Видимо алкоголь помог вспомнить важное.
– ? – повисло молчание.
– Ведь того фуцына, охранника с автосервиса, где мы отработали Бэху, мы вместе с тачилой казахом продали.
– Вот они тихо приколются. Кент в багажнике с торцом разбитым и в форме охранника.
– Во, слива.
– Да, он сам виноват, мог бы признаки жизни хоть подать, а то затихорился там на измене. Мы и забыли за него, – оправдал всех и сразу Боря и снова налил, но уже не только в свою тару. – Давай, пацаны, не микрофонь за успех.
Наложницы-гимназистки прекрасные как луна проносились, как осенние листья, мелькая розовыми ягодицами с орнаментами легкого целлюлита.
Первым пошел Чика. Бардельеро превратилось в оргию Калигулы. Алкоголь и секс, выходящий за рамки приличия…
Первым поднял голову он же, то есть Чика. Остальные спали, как неровно разброшенные шпалы. Женщин, подруг эмира, в номере не было.
– Пацаны, подъем! – почувствовав неладное, тревожно крикнул Чика, после чего нырнул под кровать и обмяк рядом.
Ноги отказали ему, и тело следовало их предательскому примеру.
– Е-е-ебучие рога-а! – завопил он.
– Что за кипеш? – поднял чугунную, словно крышка колодца, голову Боря.
– Жопа, Боря, жопа!
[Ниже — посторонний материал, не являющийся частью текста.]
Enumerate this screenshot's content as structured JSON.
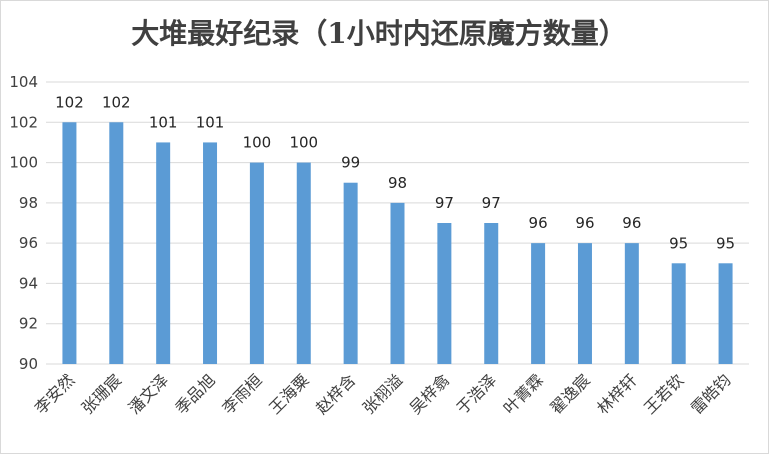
{
  "chart_data": {
    "type": "bar",
    "title": "大堆最好纪录（1小时内还原魔方数量）",
    "xlabel": "",
    "ylabel": "",
    "categories": [
      "李安然",
      "张珊宸",
      "潘文泽",
      "季品旭",
      "李雨桓",
      "王海粟",
      "赵梓含",
      "张栩溢",
      "吴梓翕",
      "于浩泽",
      "叶菁霖",
      "翟逸宸",
      "林梓轩",
      "王若钦",
      "雷皓钧"
    ],
    "values": [
      102,
      102,
      101,
      101,
      100,
      100,
      99,
      98,
      97,
      97,
      96,
      96,
      96,
      95,
      95
    ],
    "ylim": [
      90,
      104
    ],
    "yticks": [
      90,
      92,
      94,
      96,
      98,
      100,
      102,
      104
    ],
    "grid": true,
    "legend": "none",
    "bar_color": "#5B9BD5",
    "data_labels": true
  }
}
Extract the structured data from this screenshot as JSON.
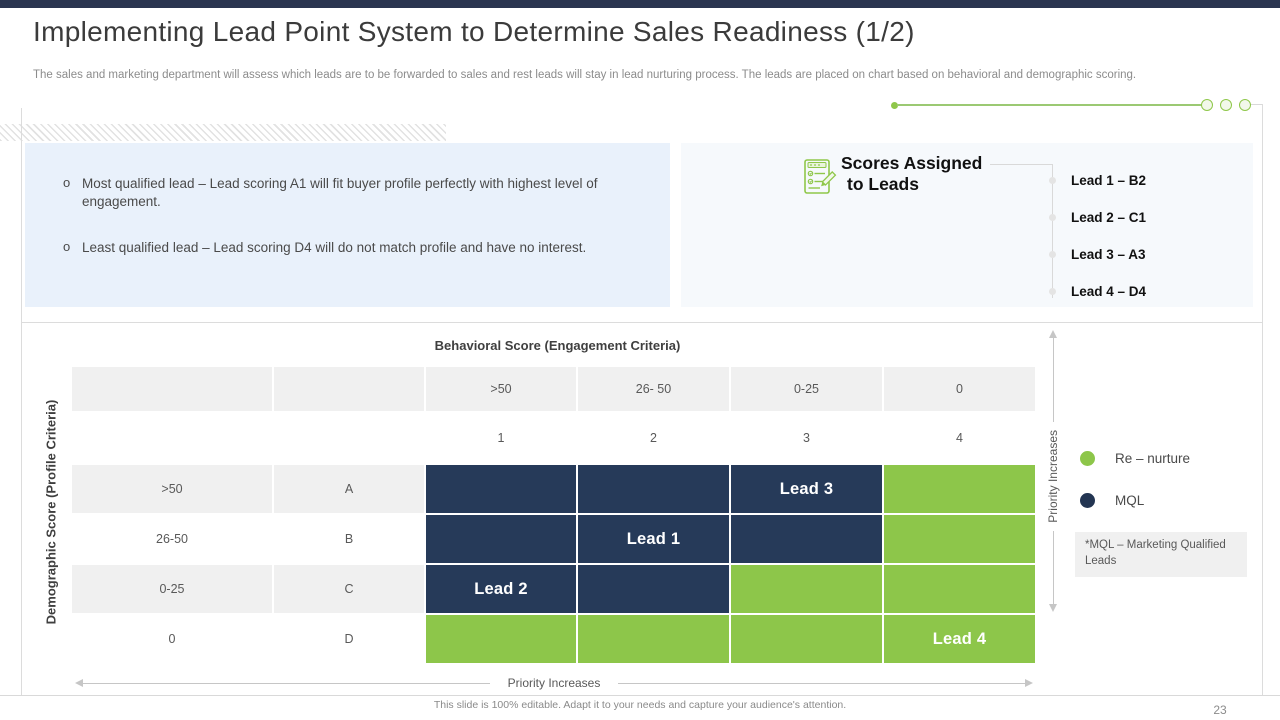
{
  "slide": {
    "title": "Implementing Lead Point System to Determine Sales Readiness (1/2)",
    "subtitle": "The sales and marketing department will assess which leads are to be forwarded to sales and rest leads will stay in lead nurturing process. The leads are placed on chart based on behavioral and demographic scoring.",
    "footer": "This slide is 100% editable. Adapt it to your needs and capture your audience's attention.",
    "page_number": "23"
  },
  "bullets": [
    "Most qualified lead –  Lead scoring A1 will fit buyer profile perfectly with highest level of engagement.",
    "Least qualified lead – Lead scoring D4 will do not match profile and have no interest."
  ],
  "scores_panel": {
    "icon": "checklist-pencil-icon",
    "title_line1": "Scores Assigned",
    "title_line2": "to Leads",
    "items": [
      "Lead 1 – B2",
      "Lead 2 – C1",
      "Lead 3 – A3",
      "Lead 4 – D4"
    ]
  },
  "matrix": {
    "x_axis_title": "Behavioral Score (Engagement Criteria)",
    "y_axis_title": "Demographic Score (Profile Criteria)",
    "col_headers": [
      ">50",
      "26- 50",
      "0-25",
      "0"
    ],
    "col_numbers": [
      "1",
      "2",
      "3",
      "4"
    ],
    "rows": [
      {
        "range": ">50",
        "letter": "A",
        "cells": [
          {
            "color": "navy",
            "label": ""
          },
          {
            "color": "navy",
            "label": ""
          },
          {
            "color": "navy",
            "label": "Lead 3"
          },
          {
            "color": "green",
            "label": ""
          }
        ]
      },
      {
        "range": "26-50",
        "letter": "B",
        "cells": [
          {
            "color": "navy",
            "label": ""
          },
          {
            "color": "navy",
            "label": "Lead 1"
          },
          {
            "color": "navy",
            "label": ""
          },
          {
            "color": "green",
            "label": ""
          }
        ]
      },
      {
        "range": "0-25",
        "letter": "C",
        "cells": [
          {
            "color": "navy",
            "label": "Lead 2"
          },
          {
            "color": "navy",
            "label": ""
          },
          {
            "color": "green",
            "label": ""
          },
          {
            "color": "green",
            "label": ""
          }
        ]
      },
      {
        "range": "0",
        "letter": "D",
        "cells": [
          {
            "color": "green",
            "label": ""
          },
          {
            "color": "green",
            "label": ""
          },
          {
            "color": "green",
            "label": ""
          },
          {
            "color": "green",
            "label": "Lead 4"
          }
        ]
      }
    ],
    "priority_x_label": "Priority Increases",
    "priority_y_label": "Priority Increases"
  },
  "legend": {
    "items": [
      {
        "label": "Re – nurture",
        "color": "#8DC64A"
      },
      {
        "label": "MQL",
        "color": "#233552"
      }
    ],
    "note": "*MQL – Marketing Qualified Leads"
  },
  "progress_indicator": {
    "filled_steps": 1,
    "hollow_steps": 3
  },
  "colors": {
    "navy_cell": "#263A59",
    "green_cell": "#8DC64A",
    "top_bar": "#2A3550",
    "bullets_box_bg": "#E9F1FB",
    "panel_bg": "#F6F9FC",
    "gray_cell": "#F0F0F0"
  }
}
Нас развели, как лохов, конкретно! Походу, «клавой» (клафилин) убрали.
– В рот мента… – схватился за волосы Борек.
Теперь очнулись и остальные…
– Все лаве, все заработанное, мама дорогая. Во, встряли, как хрен в рукомойник.
– Да! По самые помидоры. А кто хотел девчушек потоптать?! – съерничал Макс.
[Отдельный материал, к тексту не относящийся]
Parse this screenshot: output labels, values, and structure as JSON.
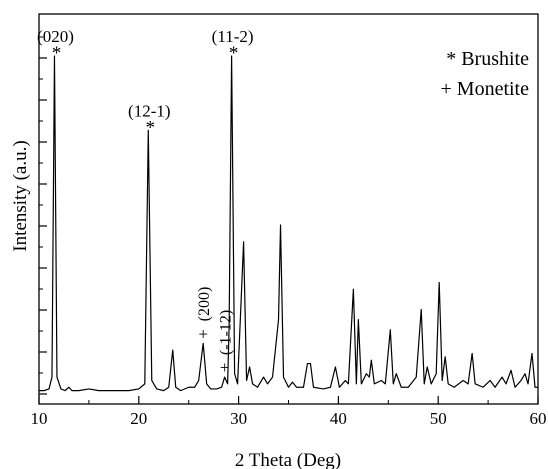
{
  "chart_data": {
    "type": "line",
    "xlabel": "2 Theta (Deg)",
    "ylabel": "Intensity (a.u.)",
    "xlim": [
      10,
      60
    ],
    "xticks": [
      "10",
      "20",
      "30",
      "40",
      "50",
      "60"
    ],
    "legend": {
      "placement": "top-right",
      "entries": [
        {
          "marker": "*",
          "label": "* Brushite"
        },
        {
          "marker": "+",
          "label": "+ Monetite"
        }
      ]
    },
    "series": [
      {
        "points": [
          [
            10.0,
            0.01
          ],
          [
            10.5,
            0.01
          ],
          [
            11.0,
            0.015
          ],
          [
            11.3,
            0.05
          ],
          [
            11.55,
            1.0
          ],
          [
            11.8,
            0.05
          ],
          [
            12.2,
            0.015
          ],
          [
            12.6,
            0.01
          ],
          [
            13.0,
            0.02
          ],
          [
            13.3,
            0.01
          ],
          [
            14.0,
            0.01
          ],
          [
            15.0,
            0.015
          ],
          [
            16.0,
            0.01
          ],
          [
            17.0,
            0.01
          ],
          [
            18.0,
            0.01
          ],
          [
            19.0,
            0.01
          ],
          [
            20.0,
            0.015
          ],
          [
            20.6,
            0.03
          ],
          [
            20.95,
            0.78
          ],
          [
            21.3,
            0.04
          ],
          [
            21.8,
            0.015
          ],
          [
            22.5,
            0.01
          ],
          [
            23.0,
            0.02
          ],
          [
            23.4,
            0.13
          ],
          [
            23.7,
            0.02
          ],
          [
            24.2,
            0.01
          ],
          [
            25.0,
            0.02
          ],
          [
            25.6,
            0.02
          ],
          [
            26.0,
            0.04
          ],
          [
            26.45,
            0.15
          ],
          [
            26.8,
            0.03
          ],
          [
            27.2,
            0.015
          ],
          [
            27.8,
            0.015
          ],
          [
            28.3,
            0.02
          ],
          [
            28.6,
            0.05
          ],
          [
            28.9,
            0.03
          ],
          [
            29.05,
            0.2
          ],
          [
            29.3,
            1.0
          ],
          [
            29.6,
            0.06
          ],
          [
            29.9,
            0.03
          ],
          [
            30.5,
            0.45
          ],
          [
            30.8,
            0.04
          ],
          [
            31.1,
            0.08
          ],
          [
            31.4,
            0.03
          ],
          [
            31.9,
            0.02
          ],
          [
            32.5,
            0.05
          ],
          [
            32.9,
            0.03
          ],
          [
            33.4,
            0.05
          ],
          [
            34.0,
            0.22
          ],
          [
            34.2,
            0.5
          ],
          [
            34.5,
            0.05
          ],
          [
            35.0,
            0.02
          ],
          [
            35.4,
            0.035
          ],
          [
            35.8,
            0.02
          ],
          [
            36.5,
            0.02
          ],
          [
            36.9,
            0.09
          ],
          [
            37.2,
            0.09
          ],
          [
            37.5,
            0.02
          ],
          [
            38.5,
            0.015
          ],
          [
            39.2,
            0.02
          ],
          [
            39.7,
            0.08
          ],
          [
            40.1,
            0.02
          ],
          [
            40.7,
            0.04
          ],
          [
            41.0,
            0.03
          ],
          [
            41.5,
            0.31
          ],
          [
            41.8,
            0.03
          ],
          [
            42.0,
            0.22
          ],
          [
            42.3,
            0.03
          ],
          [
            42.8,
            0.06
          ],
          [
            43.1,
            0.05
          ],
          [
            43.3,
            0.1
          ],
          [
            43.6,
            0.03
          ],
          [
            44.3,
            0.04
          ],
          [
            44.7,
            0.03
          ],
          [
            45.2,
            0.19
          ],
          [
            45.5,
            0.03
          ],
          [
            45.8,
            0.06
          ],
          [
            46.3,
            0.02
          ],
          [
            47.0,
            0.02
          ],
          [
            47.8,
            0.05
          ],
          [
            48.3,
            0.25
          ],
          [
            48.6,
            0.03
          ],
          [
            48.9,
            0.08
          ],
          [
            49.3,
            0.03
          ],
          [
            49.8,
            0.06
          ],
          [
            50.1,
            0.33
          ],
          [
            50.4,
            0.04
          ],
          [
            50.7,
            0.11
          ],
          [
            51.0,
            0.03
          ],
          [
            51.6,
            0.02
          ],
          [
            52.5,
            0.04
          ],
          [
            53.0,
            0.03
          ],
          [
            53.4,
            0.12
          ],
          [
            53.7,
            0.03
          ],
          [
            54.5,
            0.02
          ],
          [
            55.2,
            0.04
          ],
          [
            55.7,
            0.02
          ],
          [
            56.4,
            0.05
          ],
          [
            56.8,
            0.03
          ],
          [
            57.3,
            0.07
          ],
          [
            57.7,
            0.02
          ],
          [
            58.3,
            0.04
          ],
          [
            58.7,
            0.06
          ],
          [
            59.0,
            0.03
          ],
          [
            59.4,
            0.12
          ],
          [
            59.7,
            0.02
          ],
          [
            60.0,
            0.02
          ]
        ]
      }
    ],
    "annotations": [
      {
        "label": "(020)",
        "marker": "*",
        "x": 11.55,
        "y": 1.0,
        "vertical": false
      },
      {
        "label": "(12-1)",
        "marker": "*",
        "x": 20.95,
        "y": 0.78,
        "vertical": false
      },
      {
        "label": "(11-2)",
        "marker": "*",
        "x": 29.3,
        "y": 1.0,
        "vertical": false
      },
      {
        "label": "(200)",
        "marker": "+",
        "x": 26.45,
        "y": 0.15,
        "vertical": true
      },
      {
        "label": "(-1-12)",
        "marker": "+",
        "x": 28.6,
        "y": 0.05,
        "vertical": true
      }
    ]
  }
}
– Чего сейчас крайнего искать. Все угощались.
– Надо этого пингвина под ответ поставить.
Все дружно, толкаясь в дверях, рванули вниз к администратору. Тот еще не успел смениться, но при виде решительно настроенных парней вжался в угол.
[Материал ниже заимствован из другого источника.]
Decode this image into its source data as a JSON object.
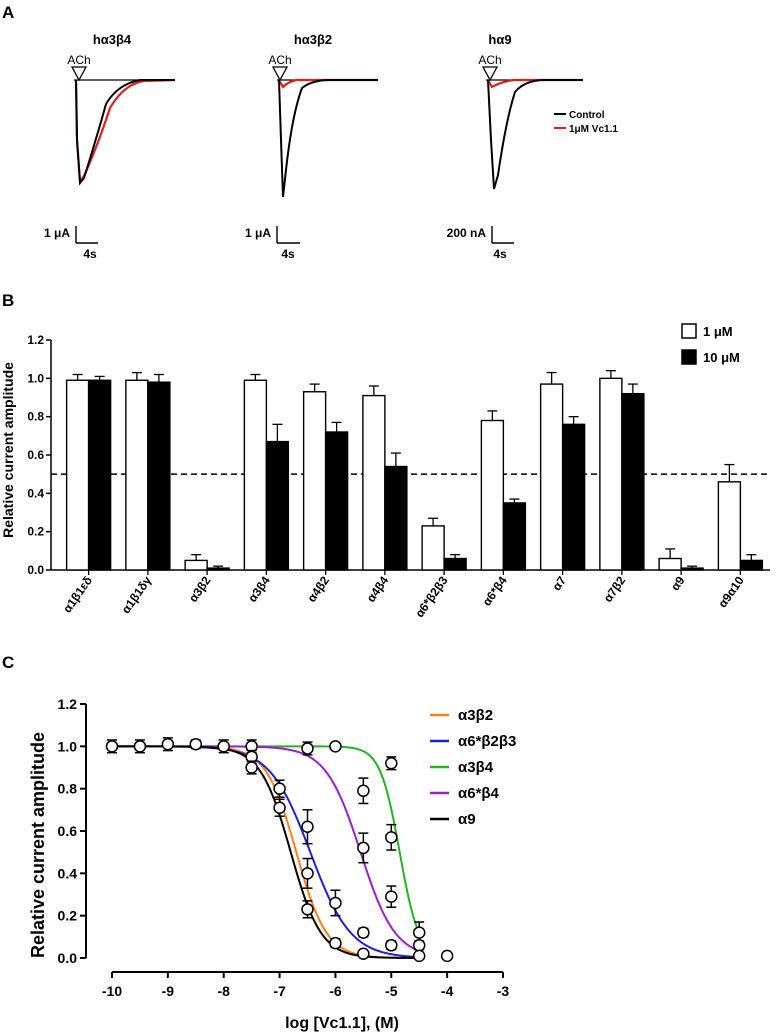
{
  "panels": {
    "a": "A",
    "b": "B",
    "c": "C"
  },
  "colors": {
    "control": "#000000",
    "vc11": "#dc2020",
    "a3b2": "#ff7f0e",
    "a6b2b3": "#1f1fd6",
    "a3b4": "#22b422",
    "a6b4": "#9b1fcf",
    "a9": "#000000"
  },
  "traces": {
    "stimulus": "ACh",
    "legend": {
      "control": "Control",
      "vc11": "1μM Vc1.1"
    },
    "panels": [
      {
        "title": "hα3β4",
        "scale_y": "1 μA",
        "scale_x": "4s"
      },
      {
        "title": "hα3β2",
        "scale_y": "1 μA",
        "scale_x": "4s"
      },
      {
        "title": "hα9",
        "scale_y": "200 nA",
        "scale_x": "4s"
      }
    ]
  },
  "chart_data": [
    {
      "type": "bar",
      "ylabel": "Relative current amplitude",
      "xlabel": "",
      "ylim": [
        0,
        1.2
      ],
      "yticks": [
        "0.0",
        "0.2",
        "0.4",
        "0.6",
        "0.8",
        "1.0",
        "1.2"
      ],
      "reference_line": 0.5,
      "legend_position": "top-right",
      "categories": [
        "α1β1εδ",
        "α1β1δγ",
        "α3β2",
        "α3β4",
        "α4β2",
        "α4β4",
        "α6*β2β3",
        "α6*β4",
        "α7",
        "α7β2",
        "α9",
        "α9α10"
      ],
      "series": [
        {
          "name": "1 μM",
          "fill": "#ffffff",
          "values": [
            0.99,
            0.99,
            0.05,
            0.99,
            0.93,
            0.91,
            0.23,
            0.78,
            0.97,
            1.0,
            0.06,
            0.46
          ],
          "errors": [
            0.03,
            0.04,
            0.03,
            0.03,
            0.04,
            0.05,
            0.04,
            0.05,
            0.06,
            0.04,
            0.05,
            0.09
          ]
        },
        {
          "name": "10 μM",
          "fill": "#000000",
          "values": [
            0.99,
            0.98,
            0.01,
            0.67,
            0.72,
            0.54,
            0.06,
            0.35,
            0.76,
            0.92,
            0.01,
            0.05
          ],
          "errors": [
            0.02,
            0.04,
            0.01,
            0.09,
            0.05,
            0.07,
            0.02,
            0.02,
            0.04,
            0.05,
            0.01,
            0.03
          ]
        }
      ]
    },
    {
      "type": "line",
      "ylabel": "Relative current amplitude",
      "xlabel": "log [Vc1.1], (M)",
      "xlim": [
        -10,
        -3
      ],
      "ylim": [
        0,
        1.2
      ],
      "xticks": [
        "-10",
        "-9",
        "-8",
        "-7",
        "-6",
        "-5",
        "-4",
        "-3"
      ],
      "yticks": [
        "0.0",
        "0.2",
        "0.4",
        "0.6",
        "0.8",
        "1.0",
        "1.2"
      ],
      "legend_position": "right",
      "series": [
        {
          "name": "α3β2",
          "color_key": "a3b2",
          "logIC50": -6.7,
          "hill": 1.6
        },
        {
          "name": "α6*β2β3",
          "color_key": "a6b2b3",
          "logIC50": -6.45,
          "hill": 1.2
        },
        {
          "name": "α3β4",
          "color_key": "a3b4",
          "logIC50": -4.85,
          "hill": 2.5
        },
        {
          "name": "α6*β4",
          "color_key": "a6b4",
          "logIC50": -5.55,
          "hill": 1.4
        },
        {
          "name": "α9",
          "color_key": "a9",
          "logIC50": -6.8,
          "hill": 1.6
        }
      ],
      "points": [
        {
          "x": -10,
          "y": 1.0,
          "err": 0.03
        },
        {
          "x": -9.5,
          "y": 1.0,
          "err": 0.03
        },
        {
          "x": -9,
          "y": 1.01,
          "err": 0.03
        },
        {
          "x": -8.5,
          "y": 1.01,
          "err": 0.02
        },
        {
          "x": -8,
          "y": 1.0,
          "err": 0.03
        },
        {
          "x": -7.5,
          "y": 1.0,
          "err": 0.03
        },
        {
          "x": -7.5,
          "y": 0.95,
          "err": 0.03
        },
        {
          "x": -7.5,
          "y": 0.9,
          "err": 0.03
        },
        {
          "x": -7,
          "y": 0.8,
          "err": 0.04
        },
        {
          "x": -7,
          "y": 0.71,
          "err": 0.04
        },
        {
          "x": -6.5,
          "y": 0.99,
          "err": 0.03
        },
        {
          "x": -6.5,
          "y": 0.62,
          "err": 0.08
        },
        {
          "x": -6.5,
          "y": 0.4,
          "err": 0.07
        },
        {
          "x": -6.5,
          "y": 0.23,
          "err": 0.04
        },
        {
          "x": -6,
          "y": 1.0,
          "err": 0.01
        },
        {
          "x": -6,
          "y": 0.26,
          "err": 0.06
        },
        {
          "x": -6,
          "y": 0.07,
          "err": 0.02
        },
        {
          "x": -5.5,
          "y": 0.79,
          "err": 0.06
        },
        {
          "x": -5.5,
          "y": 0.52,
          "err": 0.07
        },
        {
          "x": -5.5,
          "y": 0.12,
          "err": 0.02
        },
        {
          "x": -5.5,
          "y": 0.02,
          "err": 0.01
        },
        {
          "x": -5,
          "y": 0.92,
          "err": 0.03
        },
        {
          "x": -5,
          "y": 0.57,
          "err": 0.06
        },
        {
          "x": -5,
          "y": 0.29,
          "err": 0.05
        },
        {
          "x": -5,
          "y": 0.06,
          "err": 0.02
        },
        {
          "x": -4.5,
          "y": 0.12,
          "err": 0.05
        },
        {
          "x": -4.5,
          "y": 0.06,
          "err": 0.02
        },
        {
          "x": -4.5,
          "y": 0.01,
          "err": 0.01
        },
        {
          "x": -4,
          "y": 0.01,
          "err": 0.01
        }
      ]
    }
  ]
}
Били долго и по не приятным местам.
– Где этот ублюдок, Андрей, твой курьер?
– Он уже снялся, еще ночью, я адреса не знаю.
– Чего ты гонишь, недоносок, – Борис достал финский нож и приложил его к уху администратора.
– Пацаны, клянусь, не знаю за него, он вечером бывает, он со зверями работает.
Буцкнув «Бэримора» гостиницы, и отняв у него всю наличность, плюс две бутылки белой, концессионеры вышли на воздух.
– Ну и хули?
– Что?
– Хули делать? – задал тривиальный вопрос Некрас.
– Валить надо, – однозначно сказал Максим.
– Этот фуганок сейчас, сто пудов, мусорам цинканет. А если нас здесь примут, будет шило.
– Конкретное, – согласился Боря.
– С гастробайтерами они жестко поступают.
– Пидоры, – сплюнул Чика.
– Пошли на вокзал, – сказал Макс и сделал первым шаг туда, откуда рельсы уносятся в горизонт.
Дату рождения своей матери Максим помнил, как Отче наш. Хотя это естественно. Четыре щелчка и…
– Макс, красавец!
– Молодца! – сыпались лестные дифирамбы.
Еще бы, человек спас все заработанные деньги. Он был для остальных полу Богом, как минимум.
– Ты как догнал-то?
– Я не исключал форс-мажора, мы же не дома, еще с таким воздухом.
– Красавец! Проси, чего хочешь.
– Надо сваливать, на любой поезд и домой отсюда.
Удалось взять отдельное купе.
– Давай, пацаны, Савку помянем, – предложил Некрас.
– За суетою и праздностью жизни мы так часто забываем о ближнем.
– Поторопитесь восхищаться человеком, ибо упустите радость… Надо Савке памятник заказать.